Monday, November 20, 2006
The Mouse-capades ACT II
So in Africa, it seems very much to be feast or famine. It was Saturday night. Once a month we have a cultural discussion and this months discussion was on birth rate in Uganda, one of the highest in the world – 8 births to one woman. Wow! But I digress. Afterwards, Scott and I went over to the girl's house to hang out and make some tea and maybe watch a movie (our actual entertainment was far more African as you will see). When we got there, Amy came running out of her room saying that the mouse was back and that it was hiding in the corner under the armoire. We quickly armed ourselves with a broom, a large stick, and a driver (man it's like every one of these houses has a driver in it!).
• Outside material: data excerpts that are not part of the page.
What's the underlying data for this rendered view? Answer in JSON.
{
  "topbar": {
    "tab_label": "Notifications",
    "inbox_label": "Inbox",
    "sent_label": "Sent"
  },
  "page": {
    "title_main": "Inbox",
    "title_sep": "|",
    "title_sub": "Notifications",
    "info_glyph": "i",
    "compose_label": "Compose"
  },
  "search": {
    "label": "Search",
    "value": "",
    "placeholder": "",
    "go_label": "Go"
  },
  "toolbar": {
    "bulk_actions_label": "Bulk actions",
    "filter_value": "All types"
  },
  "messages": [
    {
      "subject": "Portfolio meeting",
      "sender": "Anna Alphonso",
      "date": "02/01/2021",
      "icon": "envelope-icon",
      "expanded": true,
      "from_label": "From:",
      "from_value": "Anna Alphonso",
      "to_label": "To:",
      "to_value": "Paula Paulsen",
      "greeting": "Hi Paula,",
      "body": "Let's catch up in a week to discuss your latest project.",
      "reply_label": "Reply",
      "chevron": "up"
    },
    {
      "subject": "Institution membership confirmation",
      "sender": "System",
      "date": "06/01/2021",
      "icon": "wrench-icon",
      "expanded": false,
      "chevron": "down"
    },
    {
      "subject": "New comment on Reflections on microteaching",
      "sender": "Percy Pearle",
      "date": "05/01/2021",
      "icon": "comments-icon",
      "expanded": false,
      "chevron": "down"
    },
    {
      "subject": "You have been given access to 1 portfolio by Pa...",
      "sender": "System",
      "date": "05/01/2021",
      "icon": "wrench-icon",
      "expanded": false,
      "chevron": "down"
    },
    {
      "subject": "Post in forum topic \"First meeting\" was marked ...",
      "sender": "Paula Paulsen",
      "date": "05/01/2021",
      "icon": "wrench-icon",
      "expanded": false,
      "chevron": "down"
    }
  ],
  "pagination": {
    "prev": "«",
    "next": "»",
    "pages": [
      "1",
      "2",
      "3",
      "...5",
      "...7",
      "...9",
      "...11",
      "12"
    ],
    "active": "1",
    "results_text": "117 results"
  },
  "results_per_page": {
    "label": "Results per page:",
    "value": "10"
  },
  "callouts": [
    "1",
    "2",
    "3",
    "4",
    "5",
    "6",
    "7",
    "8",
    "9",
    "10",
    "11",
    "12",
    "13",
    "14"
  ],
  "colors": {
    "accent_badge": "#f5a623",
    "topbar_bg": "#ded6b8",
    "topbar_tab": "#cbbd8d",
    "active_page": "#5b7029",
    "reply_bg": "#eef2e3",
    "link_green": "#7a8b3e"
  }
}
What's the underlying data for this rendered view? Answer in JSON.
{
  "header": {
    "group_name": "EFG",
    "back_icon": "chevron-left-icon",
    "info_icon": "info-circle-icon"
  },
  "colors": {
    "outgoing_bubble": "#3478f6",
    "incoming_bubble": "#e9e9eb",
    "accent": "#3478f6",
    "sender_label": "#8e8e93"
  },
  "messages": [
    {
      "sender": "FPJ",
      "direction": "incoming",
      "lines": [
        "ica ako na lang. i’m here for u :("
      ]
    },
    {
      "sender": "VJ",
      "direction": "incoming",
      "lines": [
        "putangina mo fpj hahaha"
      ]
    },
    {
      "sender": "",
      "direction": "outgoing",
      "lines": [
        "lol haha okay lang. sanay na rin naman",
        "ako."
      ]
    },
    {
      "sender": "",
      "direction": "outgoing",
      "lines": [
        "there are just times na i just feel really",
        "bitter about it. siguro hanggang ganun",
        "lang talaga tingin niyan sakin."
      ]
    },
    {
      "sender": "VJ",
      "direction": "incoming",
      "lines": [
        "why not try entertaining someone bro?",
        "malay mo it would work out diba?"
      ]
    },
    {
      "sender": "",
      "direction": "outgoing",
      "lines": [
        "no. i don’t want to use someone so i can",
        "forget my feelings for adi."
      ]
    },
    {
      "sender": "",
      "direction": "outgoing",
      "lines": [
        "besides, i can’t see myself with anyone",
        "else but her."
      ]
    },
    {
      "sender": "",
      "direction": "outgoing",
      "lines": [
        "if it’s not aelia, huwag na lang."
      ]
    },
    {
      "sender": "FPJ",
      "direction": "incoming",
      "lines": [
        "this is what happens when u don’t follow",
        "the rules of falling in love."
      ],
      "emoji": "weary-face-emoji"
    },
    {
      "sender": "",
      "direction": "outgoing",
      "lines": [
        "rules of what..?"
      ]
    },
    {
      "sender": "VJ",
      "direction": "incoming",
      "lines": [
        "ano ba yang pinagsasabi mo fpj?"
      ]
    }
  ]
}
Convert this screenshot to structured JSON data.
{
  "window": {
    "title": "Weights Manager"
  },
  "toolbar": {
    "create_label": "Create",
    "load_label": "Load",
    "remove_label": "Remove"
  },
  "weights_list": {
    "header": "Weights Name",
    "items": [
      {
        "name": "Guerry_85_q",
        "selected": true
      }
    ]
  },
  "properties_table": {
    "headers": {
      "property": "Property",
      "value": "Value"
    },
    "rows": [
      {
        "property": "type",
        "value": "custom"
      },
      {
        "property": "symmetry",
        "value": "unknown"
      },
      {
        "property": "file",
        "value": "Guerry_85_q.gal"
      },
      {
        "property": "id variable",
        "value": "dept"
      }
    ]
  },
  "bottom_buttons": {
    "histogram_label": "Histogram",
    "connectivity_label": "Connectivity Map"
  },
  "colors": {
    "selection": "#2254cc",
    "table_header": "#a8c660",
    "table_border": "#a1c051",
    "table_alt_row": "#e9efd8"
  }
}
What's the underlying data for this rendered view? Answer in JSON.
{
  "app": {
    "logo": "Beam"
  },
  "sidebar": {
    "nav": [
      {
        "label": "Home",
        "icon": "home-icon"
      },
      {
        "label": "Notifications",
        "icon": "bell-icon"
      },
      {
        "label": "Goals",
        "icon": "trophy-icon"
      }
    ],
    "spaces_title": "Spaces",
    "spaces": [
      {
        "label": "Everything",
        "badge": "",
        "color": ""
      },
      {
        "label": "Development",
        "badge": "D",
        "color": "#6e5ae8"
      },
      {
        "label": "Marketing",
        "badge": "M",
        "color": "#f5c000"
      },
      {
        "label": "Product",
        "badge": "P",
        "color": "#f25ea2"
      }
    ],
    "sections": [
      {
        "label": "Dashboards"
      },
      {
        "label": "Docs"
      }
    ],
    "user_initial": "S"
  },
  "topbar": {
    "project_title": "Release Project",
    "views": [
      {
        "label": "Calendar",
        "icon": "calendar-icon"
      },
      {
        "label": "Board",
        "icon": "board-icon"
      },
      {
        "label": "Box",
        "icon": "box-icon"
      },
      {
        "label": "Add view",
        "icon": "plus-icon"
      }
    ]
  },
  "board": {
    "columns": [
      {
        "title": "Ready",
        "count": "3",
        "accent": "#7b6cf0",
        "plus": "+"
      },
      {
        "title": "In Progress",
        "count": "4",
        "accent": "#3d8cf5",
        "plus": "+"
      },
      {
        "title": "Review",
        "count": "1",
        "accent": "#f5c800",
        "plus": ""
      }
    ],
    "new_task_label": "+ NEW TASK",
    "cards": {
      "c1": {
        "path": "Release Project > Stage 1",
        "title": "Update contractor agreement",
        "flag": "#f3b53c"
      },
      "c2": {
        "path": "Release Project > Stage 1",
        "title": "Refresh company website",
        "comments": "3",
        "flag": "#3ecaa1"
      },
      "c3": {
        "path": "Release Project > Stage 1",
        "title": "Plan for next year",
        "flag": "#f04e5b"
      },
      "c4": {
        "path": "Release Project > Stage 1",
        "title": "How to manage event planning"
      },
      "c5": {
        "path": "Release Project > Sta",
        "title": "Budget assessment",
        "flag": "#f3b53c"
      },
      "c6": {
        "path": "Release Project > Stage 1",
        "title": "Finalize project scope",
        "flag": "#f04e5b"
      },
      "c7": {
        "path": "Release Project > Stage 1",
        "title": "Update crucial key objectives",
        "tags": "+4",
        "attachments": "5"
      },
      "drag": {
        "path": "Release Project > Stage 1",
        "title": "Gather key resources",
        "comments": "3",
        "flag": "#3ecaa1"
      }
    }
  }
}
I set up a plan that blocked him in…Amy held the driver over the corner of the far side of the armoire to prevent the mouse from escaping that way. Carol guarded the door. My plan was to try to spear the mouse with the large stick (a very effective technique on bats) and if that didn't work than to rapidly smash the stick and broom handle together. I knew that the only way that he could avoid that was an incredibly quick move parallel to the sticks. That was my mistake. Of course the mouse was able to avoid the spear action and he had the brawn and perhaps sheer desperation enough to make the move parallel to the sticks, right out into the middle of the room, RIGHT INTO MY LAP!!! I can still see him bounding towards me in my mind – beady little eyes, small quick bounds in the dark (by the way, the solar batteries were dead at their house, so we were doing this all by flashlight). At this point we all screamed wildly like little girls. For two of us, this was justified. I am completely ashamed of my feminine screaming, but fortunately it went unnoticed in the commotion. To end, the mouse escaped into another part of the room. He won that battle. This will not be the final say.